Inhibitory Fc receptors modulate in vivo cytoxicity against tumor targets

Abstract

Inhibitory receptors have been proposed to modulate the in vivo cytotoxic response against tumor targets for both spontaneous and antibody-dependent pathways¹. Using a variety of syngenic and xenograft models, we demonstrate here that the inhibitory FcγRIIB molecule is a potent regulator of antibody-dependent cell-mediated cytotoxicity in vivo, modulating the activity of FcγRIII on effector cells. Although many mechanisms have been proposed to account for the anti-tumor activities of therapeutic antibodies, including extended half-life, blockade of signaling pathways, activation of apoptosis and effector-cell-mediated cytotoxicity, we show here that engagement of Fcγ receptors on effector cells is a dominant component of the in vivo activity of antibodies against tumors.
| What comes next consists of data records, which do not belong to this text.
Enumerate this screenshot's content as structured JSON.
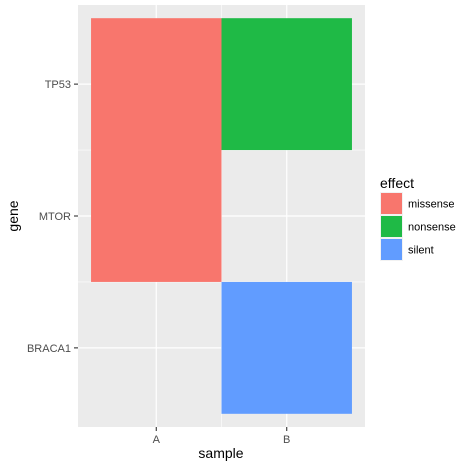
{
  "chart_data": {
    "type": "heatmap",
    "xlabel": "sample",
    "ylabel": "gene",
    "x_categories": [
      "A",
      "B"
    ],
    "y_categories": [
      "BRACA1",
      "MTOR",
      "TP53"
    ],
    "legend": {
      "title": "effect",
      "position": "right",
      "entries": [
        {
          "label": "missense",
          "color": "#F8766D"
        },
        {
          "label": "nonsense",
          "color": "#1FBA46"
        },
        {
          "label": "silent",
          "color": "#619CFF"
        }
      ]
    },
    "cells": [
      {
        "x": "A",
        "y_from": "MTOR",
        "y_to": "TP53",
        "effect": "missense"
      },
      {
        "x": "B",
        "y_from": "TP53",
        "y_to": "TP53",
        "effect": "nonsense"
      },
      {
        "x": "B",
        "y_from": "BRACA1",
        "y_to": "BRACA1",
        "effect": "silent"
      }
    ],
    "grid": true,
    "panel_background": "#EBEBEB",
    "grid_color": "#FFFFFF"
  }
}
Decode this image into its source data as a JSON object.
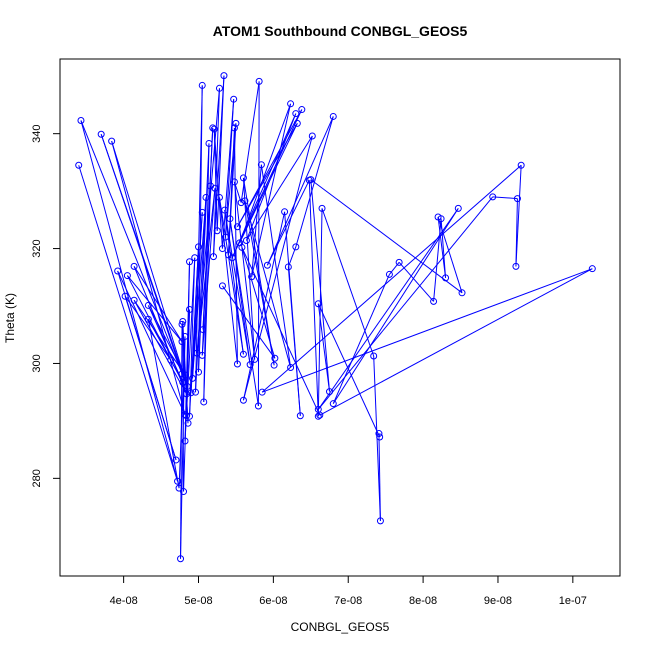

Mouse monoclonal antibodies, as well as the humanized, clinically effective therapeutic agents trastuzumab (Herceptin^®) and rituximab (Rituxan^®), engaged both activation (FcγRIII) and inhibitory (FcγRIIB) antibody receptors on myeloid cells, thus modulating their cytotoxic potential. Mice deficient in FcγRIIB showed much more antibody-dependent cell-mediated cytotoxicity; in contrast, mice deficient in activating Fc receptors as well as antibodies engineered to disrupt Fc binding to those receptors were unable to arrest tumor growth in vivo. These results demonstrate that Fc-receptor-dependent mechanisms contribute substantially to the action of cytotoxic antibodies against tumors and indicate that an optimal antibody against tumors would bind preferentially to activation Fc receptors and minimally to the inhibitory partner FcγRIIB.